И на лодке служил тоже молча, искоса приглядывался к людям, при малейшем намеке на обиду угрюмел, уходил в себя. Но время шло, и он начал понемножку раскрываться, теплеть душой, и тут вдруг получил первое в своей жизни письмо. Оно путешествовало за ним уже несколько месяцев. Наконец нашло его. Соседка уведомляла Володю, что мать умерла и что после себя ничего не оставила. Кроме дома. Соседка спрашивала, что с ним делать.

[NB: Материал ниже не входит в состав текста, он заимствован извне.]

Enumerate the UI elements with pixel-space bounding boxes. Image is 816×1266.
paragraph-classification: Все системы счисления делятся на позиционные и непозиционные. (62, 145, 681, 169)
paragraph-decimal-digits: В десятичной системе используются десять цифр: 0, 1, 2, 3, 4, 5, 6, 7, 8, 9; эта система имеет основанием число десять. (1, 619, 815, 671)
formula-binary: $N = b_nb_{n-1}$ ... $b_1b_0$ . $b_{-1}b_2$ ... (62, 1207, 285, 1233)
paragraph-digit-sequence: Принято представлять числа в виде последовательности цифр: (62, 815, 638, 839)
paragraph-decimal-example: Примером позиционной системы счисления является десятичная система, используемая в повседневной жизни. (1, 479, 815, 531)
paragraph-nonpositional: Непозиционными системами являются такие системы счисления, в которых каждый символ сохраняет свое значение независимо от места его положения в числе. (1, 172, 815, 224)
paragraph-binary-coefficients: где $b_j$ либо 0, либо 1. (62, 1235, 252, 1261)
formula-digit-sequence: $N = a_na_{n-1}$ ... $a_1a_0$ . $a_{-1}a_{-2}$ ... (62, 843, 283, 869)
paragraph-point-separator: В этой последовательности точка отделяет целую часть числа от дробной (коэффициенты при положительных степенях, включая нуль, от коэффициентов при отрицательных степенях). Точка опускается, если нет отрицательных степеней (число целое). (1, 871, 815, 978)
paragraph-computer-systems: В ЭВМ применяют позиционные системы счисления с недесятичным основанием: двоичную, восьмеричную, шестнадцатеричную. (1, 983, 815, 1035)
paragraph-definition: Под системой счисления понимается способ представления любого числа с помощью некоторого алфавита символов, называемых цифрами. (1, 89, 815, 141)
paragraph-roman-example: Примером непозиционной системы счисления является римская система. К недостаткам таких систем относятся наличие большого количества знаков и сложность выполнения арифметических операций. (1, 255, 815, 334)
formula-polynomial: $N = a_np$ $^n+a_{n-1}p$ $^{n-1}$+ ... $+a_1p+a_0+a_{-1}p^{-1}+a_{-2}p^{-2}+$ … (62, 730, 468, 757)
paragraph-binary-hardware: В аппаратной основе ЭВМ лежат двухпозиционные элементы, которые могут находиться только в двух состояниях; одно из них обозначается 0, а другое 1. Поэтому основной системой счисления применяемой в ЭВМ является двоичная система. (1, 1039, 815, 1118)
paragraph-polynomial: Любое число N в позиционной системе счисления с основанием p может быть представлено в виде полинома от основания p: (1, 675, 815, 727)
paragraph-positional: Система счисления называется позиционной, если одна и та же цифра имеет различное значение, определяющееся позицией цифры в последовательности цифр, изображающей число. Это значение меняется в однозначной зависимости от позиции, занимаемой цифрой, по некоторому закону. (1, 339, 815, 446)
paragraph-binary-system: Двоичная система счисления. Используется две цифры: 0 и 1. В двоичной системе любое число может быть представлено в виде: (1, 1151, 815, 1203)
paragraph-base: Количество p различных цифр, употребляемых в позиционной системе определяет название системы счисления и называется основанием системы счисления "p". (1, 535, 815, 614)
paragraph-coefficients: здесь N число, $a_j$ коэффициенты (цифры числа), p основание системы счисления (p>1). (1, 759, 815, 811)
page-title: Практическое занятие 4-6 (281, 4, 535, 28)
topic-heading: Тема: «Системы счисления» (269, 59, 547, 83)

Странное чувство овладело Володей: мать он не любил, стеснялся ее и поэтому, сам себе в этом не сознаваясь, где-то в тайниках души даже обрадовался, что ее не стало. Точно ее смерть освободила его от чего-то гадкого, заплеванного, что долгие годы он носил в своей памяти. С другой стороны, она все-таки была его матерью, а он даже не смог похоронить ее. Сделали это чужие, равнодушные к ней люди. И от этого становилось на душе щемяще больно и обидно за мать. В тот день, когда он получил письмо, было увольнение в город, ноги как-то сами по себе привели его в закусочную. Выпил, сам того не ведая, то ли с горя, то ли с радости.